Hak konsumen atas kuota yang telah dibeli kini mendapat perlindungan konstitusi. Operator telekomunikasi wajib menyediakan pilihan layanan yang menjamin sisa kuota tetap aktif dan dapat digunakan.
SUARA RAKYAT NEWS – Mahkamah Konstitusi (MK) mengabulkan sebagian permohonan uji materi terhadap Undang-Undang Nomor 6 Tahun 2023 tentang Cipta Kerja yang diajukan oleh sejumlah pemohon, terdiri atas pengemudi ojek online, pedagang online, dan seorang dosen. Permohonan tersebut berkaitan dengan perlindungan hak konsumen atas masa aktif dan sisa kuota layanan internet.

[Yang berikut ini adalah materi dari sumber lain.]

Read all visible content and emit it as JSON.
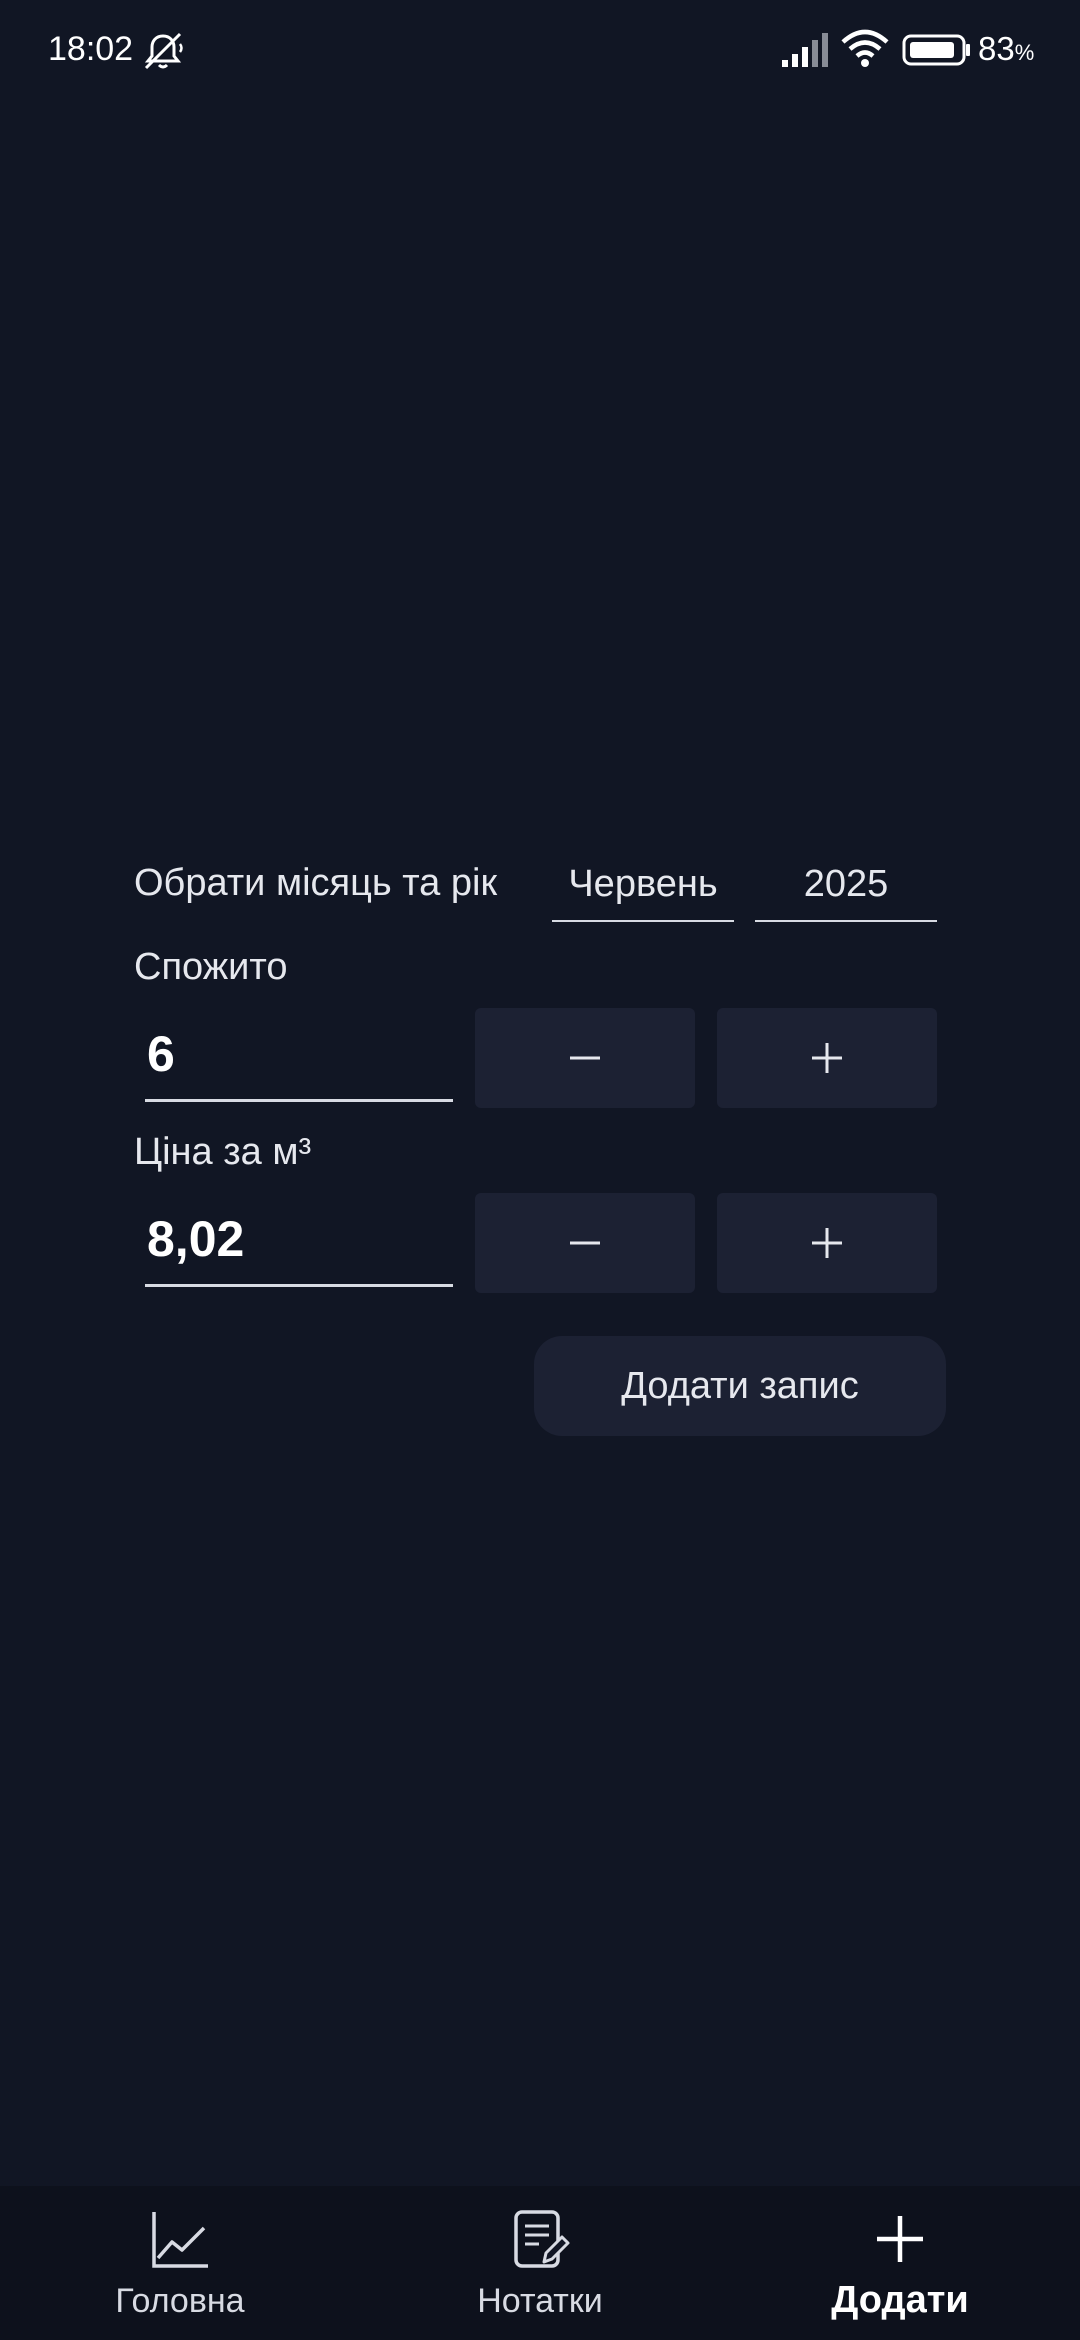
{
  "status_bar": {
    "time": "18:02",
    "battery_percent": "83",
    "battery_unit": "%",
    "icons": [
      "mute-icon",
      "signal-icon",
      "wifi-icon",
      "battery-icon"
    ]
  },
  "form": {
    "month_year_label": "Обрати місяць та рік",
    "month_value": "Червень",
    "year_value": "2025",
    "consumed_label": "Спожито",
    "consumed_value": "6",
    "price_label": "Ціна за м³",
    "price_value": "8,02",
    "decrement_symbol": "minus-icon",
    "increment_symbol": "plus-icon",
    "add_record_label": "Додати запис"
  },
  "bottom_nav": {
    "items": [
      {
        "label": "Головна",
        "icon": "chart-line-icon",
        "active": false
      },
      {
        "label": "Нотатки",
        "icon": "notes-icon",
        "active": false
      },
      {
        "label": "Додати",
        "icon": "plus-icon",
        "active": true
      }
    ]
  },
  "colors": {
    "background": "#111624",
    "button_bg": "#1c2133",
    "nav_bg": "#0d111c",
    "text": "#e6e8ee"
  }
}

Ketentuan tersebut tertuang dalam Putusan Mahkamah Konstitusi Nomor 273/PUU-XXIII/2026 yang dibacakan dalam sidang pleno MK pada Kamis (23/7/2026).
Dalam amar putusannya, MK menyatakan Pasal 28 ayat (1) sebagaimana diatur dalam Pasal 71 angka 2 Lampiran UU Cipta Kerja bertentangan dengan Undang-Undang Dasar Negara Republik Indonesia Tahun 1945 dan tidak mempunyai kekuatan hukum mengikat secara bersyarat sepanjang tidak dimaknai bahwa besaran tarif penyelenggaraan jaringan telekomunikasi dan/atau jasa telekomunikasi ditetapkan berdasarkan formula yang ditentukan Pemerintah Pusat dengan kewajiban menyediakan pilihan layanan yang menjamin sisa kuota milik pengguna tetap aktif dan dapat digunakan.
Dengan putusan tersebut, operator telekomunikasi tetap memiliki kewenangan menetapkan tarif sesuai formula pemerintah, namun diwajibkan menyediakan opsi layanan yang melindungi hak pelanggan atas sisa kuota internet yang telah dibeli agar tidak otomatis hangus.
Dalam pertimbangannya, MK menegaskan bahwa putusan ini merupakan bentuk perlindungan terhadap hak milik pribadi sebagaimana dijamin dalam Pasal 28H ayat (4) UUD 1945, yang menyatakan bahwa setiap orang berhak memiliki harta benda dan hak tersebut tidak boleh diambil alih secara sewenang-wenang.
Putusan ini menjadi tonggak penting dalam penguatan perlindungan konsumen di sektor telekomunikasi. Pemerintah dan seluruh penyelenggara jasa telekomunikasi kini diharapkan menyesuaikan kebijakan layanan agar memberikan pilihan yang menjamin sisa kuota internet pelanggan tetap aktif dan dapat digunakan sesuai ketentuan yang telah ditegaskan Mahkamah Konstitusi.